The latest one from “A World Of Baking” is a delicious, moist coffeecake with tender crumbs that has a bit of struessel that is sprinkled on top before baking and sinks down slightly into the cake while baking. It is simple to make and one that will certainly be made again and again. I am sure there are countless ways to jazz up these recipes but I am sticking to my resolution on this cookbook and following the recipes as printed and I haven’t been disappointed yet. They have all been great so far.

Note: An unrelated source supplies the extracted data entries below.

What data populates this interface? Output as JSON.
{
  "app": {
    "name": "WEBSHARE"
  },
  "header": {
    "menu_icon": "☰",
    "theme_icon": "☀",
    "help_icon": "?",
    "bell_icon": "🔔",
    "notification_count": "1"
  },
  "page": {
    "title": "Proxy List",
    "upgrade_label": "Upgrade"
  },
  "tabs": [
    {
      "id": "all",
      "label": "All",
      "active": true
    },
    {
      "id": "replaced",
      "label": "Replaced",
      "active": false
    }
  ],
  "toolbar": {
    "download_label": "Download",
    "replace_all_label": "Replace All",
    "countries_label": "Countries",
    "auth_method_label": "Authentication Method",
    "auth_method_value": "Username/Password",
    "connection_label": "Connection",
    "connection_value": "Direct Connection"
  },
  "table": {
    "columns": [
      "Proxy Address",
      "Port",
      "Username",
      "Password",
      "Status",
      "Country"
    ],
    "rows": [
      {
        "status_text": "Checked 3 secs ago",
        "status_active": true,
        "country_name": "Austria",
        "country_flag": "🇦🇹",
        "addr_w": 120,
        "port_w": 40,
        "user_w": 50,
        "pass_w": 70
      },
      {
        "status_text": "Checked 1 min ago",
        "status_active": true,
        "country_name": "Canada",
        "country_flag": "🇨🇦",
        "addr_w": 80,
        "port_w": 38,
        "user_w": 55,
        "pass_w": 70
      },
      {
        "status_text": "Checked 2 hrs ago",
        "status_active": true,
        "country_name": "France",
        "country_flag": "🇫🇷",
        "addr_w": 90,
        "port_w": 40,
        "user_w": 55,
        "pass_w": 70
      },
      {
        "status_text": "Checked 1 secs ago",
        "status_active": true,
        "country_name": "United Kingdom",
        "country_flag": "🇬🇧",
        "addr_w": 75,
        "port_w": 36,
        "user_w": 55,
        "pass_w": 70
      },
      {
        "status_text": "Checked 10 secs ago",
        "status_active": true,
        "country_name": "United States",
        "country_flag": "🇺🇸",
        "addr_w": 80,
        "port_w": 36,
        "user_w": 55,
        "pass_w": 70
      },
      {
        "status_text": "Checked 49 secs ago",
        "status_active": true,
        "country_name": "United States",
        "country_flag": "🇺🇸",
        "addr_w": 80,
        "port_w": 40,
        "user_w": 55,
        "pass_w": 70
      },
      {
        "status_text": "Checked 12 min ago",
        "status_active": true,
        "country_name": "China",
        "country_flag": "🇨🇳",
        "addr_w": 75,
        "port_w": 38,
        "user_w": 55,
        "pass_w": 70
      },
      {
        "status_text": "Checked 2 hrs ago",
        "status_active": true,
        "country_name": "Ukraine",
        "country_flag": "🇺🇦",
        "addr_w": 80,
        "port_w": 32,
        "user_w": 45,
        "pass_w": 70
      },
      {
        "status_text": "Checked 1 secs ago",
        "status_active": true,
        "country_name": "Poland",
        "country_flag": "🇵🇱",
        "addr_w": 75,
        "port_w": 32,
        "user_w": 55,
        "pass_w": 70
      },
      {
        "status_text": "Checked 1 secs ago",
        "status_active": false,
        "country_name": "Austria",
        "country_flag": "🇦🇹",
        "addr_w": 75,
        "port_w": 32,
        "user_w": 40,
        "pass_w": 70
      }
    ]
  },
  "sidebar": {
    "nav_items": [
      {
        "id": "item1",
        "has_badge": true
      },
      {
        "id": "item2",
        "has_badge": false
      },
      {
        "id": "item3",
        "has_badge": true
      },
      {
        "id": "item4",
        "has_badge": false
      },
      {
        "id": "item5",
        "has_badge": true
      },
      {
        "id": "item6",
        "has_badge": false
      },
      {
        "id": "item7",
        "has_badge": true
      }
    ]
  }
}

1/2 C unsalted butter, room temperature
8 ounce pkg cream cheese
1 1/4 C granulated sugar
2 large eggs
1 tsp vanilla
2 Tbsp blackberry or raspberry jam or preserves (I used a mixed berry jam)
1 3/4 C sifted flour
1 tsp baking powder
1/2 tsp baking soda
1/4 salt
1/4 c milk


1/3 C brown sugar
1/3 C flour
1/2 tsp cinnamon
1/3 C unsalted butter, cold

Preheat the oven to 350 F.

Butter a 9 x 13 inch pan.

Cream the butter, cream cheese, and sugar and beat until light and fluffy. Beat in the eggs, one at a time, and blend well. Stir in the vanilla and jam, just until blended. Sift together the dry ingredients and add to the creamed mixture alternately with the milk, beginning and ending with the flour mixture. Turn the batter into the buttered pan.

To make the streussel, combine the brown sugar, flour and cinnamon. Now work in the butter (I like to use my fingers) until the particles are about the size of small peas. Spread this over the batter. Bake the cake for 35-40 minutes, or until the cake test done.